Even before they’ve finished, another patient is at the door. Spencer Nash, 29, has been using opioids since he was 18. Nine years ago, when his wife got pregnant, the couple decided to get clean, driving two hours each way, six days a week, to a methadone clinic in Fort Collins. Now, he walks to the RV, outside the halfway house where he lives, to get his Suboxone prescription.
Filling the Gaps
A few years ago, Robert Werthwein, director of Colorado’s Office of Behavioral Health, heard about a project using RVs for addiction treatment in rural upstate New York. He thought it would work in his state, too. The agency crunched the numbers to see which regions recorded the highest levels of opioid prescriptions and overdoses but lacked addiction treatment.
“We hear too often that in rural Colorado and the mountain regions of Colorado they don’t have the same access to services as the Denver metro and the Front Range regions,” Werthwein said. The state secured a $10 million federal grant for the program. His team brought in health care providers, such as Front Range Clinic, to staff and operate the RVs.
Once the RVs were ready, the staff had to be trained to drive them, which necessitated “a couple of repairs,” Werthwein said.

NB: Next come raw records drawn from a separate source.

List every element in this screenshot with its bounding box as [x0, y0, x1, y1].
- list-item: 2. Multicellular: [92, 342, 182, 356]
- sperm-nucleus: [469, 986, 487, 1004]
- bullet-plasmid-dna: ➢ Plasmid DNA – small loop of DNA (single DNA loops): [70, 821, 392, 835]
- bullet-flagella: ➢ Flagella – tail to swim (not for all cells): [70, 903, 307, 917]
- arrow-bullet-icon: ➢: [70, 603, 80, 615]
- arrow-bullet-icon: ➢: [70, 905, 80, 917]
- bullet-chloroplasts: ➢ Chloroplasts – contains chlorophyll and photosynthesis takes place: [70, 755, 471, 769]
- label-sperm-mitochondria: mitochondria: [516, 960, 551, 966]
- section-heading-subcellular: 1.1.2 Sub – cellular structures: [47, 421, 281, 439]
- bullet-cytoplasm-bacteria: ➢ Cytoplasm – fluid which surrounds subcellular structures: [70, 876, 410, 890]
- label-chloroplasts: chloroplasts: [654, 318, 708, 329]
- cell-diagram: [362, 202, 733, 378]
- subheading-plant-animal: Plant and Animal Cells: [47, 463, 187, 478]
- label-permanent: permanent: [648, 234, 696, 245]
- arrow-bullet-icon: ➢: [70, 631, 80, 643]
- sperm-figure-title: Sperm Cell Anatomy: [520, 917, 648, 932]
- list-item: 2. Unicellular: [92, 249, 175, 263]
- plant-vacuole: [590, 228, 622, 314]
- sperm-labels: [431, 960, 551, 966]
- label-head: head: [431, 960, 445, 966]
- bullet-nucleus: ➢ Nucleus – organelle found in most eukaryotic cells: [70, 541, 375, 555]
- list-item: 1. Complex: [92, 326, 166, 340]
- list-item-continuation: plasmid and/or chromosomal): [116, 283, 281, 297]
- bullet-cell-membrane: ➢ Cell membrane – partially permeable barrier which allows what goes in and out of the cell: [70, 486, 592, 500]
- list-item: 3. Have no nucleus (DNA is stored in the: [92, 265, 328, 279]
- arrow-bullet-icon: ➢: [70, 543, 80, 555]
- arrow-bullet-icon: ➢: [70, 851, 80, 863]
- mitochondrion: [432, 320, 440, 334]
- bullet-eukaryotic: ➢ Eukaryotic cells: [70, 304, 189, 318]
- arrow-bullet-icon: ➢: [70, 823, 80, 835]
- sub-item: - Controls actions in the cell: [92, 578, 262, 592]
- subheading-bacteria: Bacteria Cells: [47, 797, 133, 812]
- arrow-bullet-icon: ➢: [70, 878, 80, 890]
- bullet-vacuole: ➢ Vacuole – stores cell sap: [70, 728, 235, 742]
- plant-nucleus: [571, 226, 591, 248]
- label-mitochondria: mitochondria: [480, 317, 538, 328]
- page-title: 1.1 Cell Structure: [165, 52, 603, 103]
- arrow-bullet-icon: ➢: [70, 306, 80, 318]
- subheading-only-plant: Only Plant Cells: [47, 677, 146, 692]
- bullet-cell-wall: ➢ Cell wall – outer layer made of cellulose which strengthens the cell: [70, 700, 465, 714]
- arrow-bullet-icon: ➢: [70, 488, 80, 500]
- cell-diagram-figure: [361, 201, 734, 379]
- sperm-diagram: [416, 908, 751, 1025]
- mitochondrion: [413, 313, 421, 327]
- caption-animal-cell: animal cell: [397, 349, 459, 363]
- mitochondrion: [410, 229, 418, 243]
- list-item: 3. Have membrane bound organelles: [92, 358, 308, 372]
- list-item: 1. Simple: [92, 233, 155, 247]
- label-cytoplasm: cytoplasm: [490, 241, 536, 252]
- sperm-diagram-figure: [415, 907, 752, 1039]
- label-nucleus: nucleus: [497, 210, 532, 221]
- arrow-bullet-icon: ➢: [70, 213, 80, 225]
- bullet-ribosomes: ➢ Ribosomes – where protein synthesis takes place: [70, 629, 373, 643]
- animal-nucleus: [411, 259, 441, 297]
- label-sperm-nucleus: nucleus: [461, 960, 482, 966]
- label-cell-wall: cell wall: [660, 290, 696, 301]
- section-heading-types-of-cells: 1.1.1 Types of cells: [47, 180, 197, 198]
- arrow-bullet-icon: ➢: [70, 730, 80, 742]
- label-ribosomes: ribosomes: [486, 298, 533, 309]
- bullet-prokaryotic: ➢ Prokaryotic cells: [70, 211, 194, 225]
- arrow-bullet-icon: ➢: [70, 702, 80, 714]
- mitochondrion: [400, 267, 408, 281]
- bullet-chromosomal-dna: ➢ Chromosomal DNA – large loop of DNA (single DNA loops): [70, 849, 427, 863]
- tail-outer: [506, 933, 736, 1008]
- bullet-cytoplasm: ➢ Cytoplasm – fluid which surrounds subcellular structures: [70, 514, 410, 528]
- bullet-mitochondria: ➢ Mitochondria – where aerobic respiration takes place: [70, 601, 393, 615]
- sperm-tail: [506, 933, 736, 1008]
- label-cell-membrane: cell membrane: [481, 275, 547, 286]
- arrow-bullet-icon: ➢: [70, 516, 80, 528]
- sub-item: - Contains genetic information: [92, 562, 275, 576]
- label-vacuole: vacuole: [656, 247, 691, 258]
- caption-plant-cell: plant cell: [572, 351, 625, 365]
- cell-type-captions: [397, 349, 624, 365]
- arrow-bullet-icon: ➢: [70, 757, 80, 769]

The vehicles first started rolling out in December, eventually serving six regions — and in a seventh area, a place where narrow mountain roads precluded a large RV, one of Werthwein’s teams travels by SUV.
In some communities, the local doctors and others have been less than thrilled, feeling the RVs would attract drug users to their town.
“We’re hoping to address stigma, not just from a public standpoint, but we’re hoping to show providers ‘there is a demand in your community for medication-assisted treatment,’” Werthwein said.
Once the federal grant runs out in September 2022, Front Range Clinic and the other mobile unit operators will inherit and continue to operate the RVs, billing Medicaid and private insurance as they do now for the appointments.